Forcément. Si l’on compare à nouveau les 2 villes, on a besoin de 3h de plus d’éclairage par jour à Oslo qu’à Toulouse. Soit en théorie 20% de consommation supplémentaire en période hivernale. C’est dont un poste de dépense publique bien plus important pour les pays nordiques. De plus, en limitant la consommation électrique, on contribue à réduire les émissions de CO2 issues des centrales thermiques qui produisent en partie cette électricité. C’est donc aussi un enjeu environnemental qui fait que de nombreuses villes scandinaves comme Copenhague, Göteborg ou Oslo ont souvent été en avance sur les sujets d’éclairage intelligent.
Pouvez-vous nous rappeler sur quoi repose la notion d’éclairage intelligent ?
En général on y associe 2 choses : en premier lieu le remplacement des ampoules à incandescence par de la LED. On considère en général qu’une ampoule à LED consomme 10 fois moins d'électricité, tout en ayant une durée de vie minimum de 35 000 heures, soit 25 fois plus qu'une lampe à incandescence. Rien de super smart là-dedans, il s’agit juste de changer les ampoules, et on gagne déjà beaucoup. L’intelligence vient du fait qu’on en profite pour installer un système de pilotage avancé de l’installation, en connectant les lampadaires à Internet. Cela veut dire qu’il devient alors possible de contrôler chaque point lumineux à distance, depuis un poste de contrôle centralisé.
Et donc de l’adapter plus facilement au besoin réel ?

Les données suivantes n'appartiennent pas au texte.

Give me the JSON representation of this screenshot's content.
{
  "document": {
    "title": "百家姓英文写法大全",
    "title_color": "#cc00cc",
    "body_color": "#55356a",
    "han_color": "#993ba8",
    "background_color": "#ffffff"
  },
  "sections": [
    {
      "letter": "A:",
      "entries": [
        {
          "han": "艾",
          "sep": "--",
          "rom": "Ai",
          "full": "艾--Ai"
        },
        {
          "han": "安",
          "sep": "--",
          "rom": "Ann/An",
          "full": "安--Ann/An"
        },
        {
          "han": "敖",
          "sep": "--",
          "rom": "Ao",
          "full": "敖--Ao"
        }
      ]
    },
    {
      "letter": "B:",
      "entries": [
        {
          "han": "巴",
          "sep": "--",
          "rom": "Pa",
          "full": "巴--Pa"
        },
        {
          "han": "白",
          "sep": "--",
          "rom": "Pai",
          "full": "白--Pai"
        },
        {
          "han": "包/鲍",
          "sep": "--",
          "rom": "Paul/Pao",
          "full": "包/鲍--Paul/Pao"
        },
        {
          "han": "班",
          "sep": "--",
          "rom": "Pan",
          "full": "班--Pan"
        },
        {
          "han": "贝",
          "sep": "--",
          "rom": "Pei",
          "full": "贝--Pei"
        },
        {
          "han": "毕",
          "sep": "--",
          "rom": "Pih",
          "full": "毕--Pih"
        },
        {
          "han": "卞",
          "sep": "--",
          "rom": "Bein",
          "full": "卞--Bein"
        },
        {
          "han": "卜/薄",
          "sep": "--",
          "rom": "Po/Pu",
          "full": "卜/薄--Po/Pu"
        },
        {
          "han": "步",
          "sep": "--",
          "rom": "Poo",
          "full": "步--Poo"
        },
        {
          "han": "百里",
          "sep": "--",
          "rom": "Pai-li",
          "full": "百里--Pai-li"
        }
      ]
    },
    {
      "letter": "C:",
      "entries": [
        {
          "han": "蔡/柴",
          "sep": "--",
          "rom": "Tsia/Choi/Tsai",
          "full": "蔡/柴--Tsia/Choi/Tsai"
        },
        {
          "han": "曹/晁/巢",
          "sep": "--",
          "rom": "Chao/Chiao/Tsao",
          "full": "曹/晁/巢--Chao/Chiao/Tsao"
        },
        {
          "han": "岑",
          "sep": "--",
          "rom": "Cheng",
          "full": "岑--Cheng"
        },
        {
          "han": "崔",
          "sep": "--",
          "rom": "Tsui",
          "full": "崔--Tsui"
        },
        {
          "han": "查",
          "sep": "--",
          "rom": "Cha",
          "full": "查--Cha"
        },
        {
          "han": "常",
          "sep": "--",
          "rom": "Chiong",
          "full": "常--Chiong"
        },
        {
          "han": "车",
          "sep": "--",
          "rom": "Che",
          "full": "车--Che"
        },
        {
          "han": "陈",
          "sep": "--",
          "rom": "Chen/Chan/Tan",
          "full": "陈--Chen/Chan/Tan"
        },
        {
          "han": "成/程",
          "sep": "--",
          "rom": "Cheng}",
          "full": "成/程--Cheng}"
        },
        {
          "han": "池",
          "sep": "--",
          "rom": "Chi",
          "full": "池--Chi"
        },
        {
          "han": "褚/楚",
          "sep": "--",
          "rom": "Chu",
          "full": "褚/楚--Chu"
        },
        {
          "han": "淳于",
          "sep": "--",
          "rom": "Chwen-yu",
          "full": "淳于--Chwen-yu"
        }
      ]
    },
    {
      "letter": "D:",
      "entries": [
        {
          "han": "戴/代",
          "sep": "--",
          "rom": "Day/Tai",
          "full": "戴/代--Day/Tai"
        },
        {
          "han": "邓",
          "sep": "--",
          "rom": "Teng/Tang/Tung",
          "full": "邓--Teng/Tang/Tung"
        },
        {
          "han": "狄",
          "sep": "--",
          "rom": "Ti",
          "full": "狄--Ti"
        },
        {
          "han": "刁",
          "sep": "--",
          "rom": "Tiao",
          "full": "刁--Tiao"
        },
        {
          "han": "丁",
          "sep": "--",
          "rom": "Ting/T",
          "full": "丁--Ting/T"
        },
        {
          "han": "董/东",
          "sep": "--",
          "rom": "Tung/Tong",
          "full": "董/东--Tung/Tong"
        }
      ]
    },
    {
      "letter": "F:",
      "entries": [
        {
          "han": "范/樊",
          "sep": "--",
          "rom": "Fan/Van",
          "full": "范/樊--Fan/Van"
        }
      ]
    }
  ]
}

C’est ça. Avec les systèmes précédents, c’était un peu « on ou off ». Et on ajoutait un timer pour déclencher l’allumage ou l’extinction des feux. Et si c’était bien fait, quelqu’un changeait ce timing lors des changements de saison. Avec un système intelligent, on peut calibrer l’intensité de l’éclairage, par exemple en l’augmentant ou en le diminuant progressivement en début en et en fin de nuit. On peut aussi se permettre de le réduire en pleine nuit, quand quasiment tout le monde dort. Accessoirement cela préserve la biodiversité. Cette programmation plus fine peut se faire de manière globale, mais aussi individuellement sur chaque point lumineux. Car toutes les rues ne sont pas logées à la même enseigne : certaines zones très fréquentées ont des besoins supérieurs, et plus tard dans la nuit. On peut aussi renforcer l’éclairage des passages piétons, ce qui incite à les emprunter et donc augmente la sécurité.
Et comme tout est connecté on peut même aller plus loin je crois ?
Tout à fait. En installant différents types de capteurs, on peut rendre le système plus réactif au contexte en chaque point. Mesurer le niveau réel de luminosité permet d’allumer si celle-ci baisse beaucoup dans la journée, par exemple en cas de brouillard. Les capteurs de présence permettent de réduire drastiquement l’intensité de l’éclairage, mais de rallumer si un piéton ou une voiture se présente. Certaines villes sont même allées jusqu’à tester un allumage renforcé en cas de détection de bruit, pour prévenir les agressions.
Et donc, pour revenir à Oslo, ils ont fait tout ça ?
Cela fait plus de 10 ans qu’Oslo travaille sur son système d’éclairage intelligent. 65 000 points d’éclairage ont été connectés au système de pilotage, qui permet de contrôler les niveaux et le timing de l’éclairage depuis des ordinateurs, des tablettes et des applications smartphone. Les économies d’énergie réalisées, autour de 1,2M€/an, ont généré un retour sur investissement en 3 ans. Mais la maîtrise de la consommation électrique n’est pas le seul bénéfice qu’ils mettent en avant. La maintenance a également beaucoup progressé. Chaque lampadaire connecté renvoie une information sur son état : les tournées d’inspection sont devenues inutiles et les remplacements en cas de panne se font plus rapidement. De plus, la conservation de l’historique de maintenance de chaque équipement facilite la planification des opérations de contrôle. Et petit à petit, de nouveaux usages se mettent en place, comme l’adaptation de l’éclairage aux évènements, comme la période des fêtes par exemple.
Un entretien réalisé par Laurence Aubron.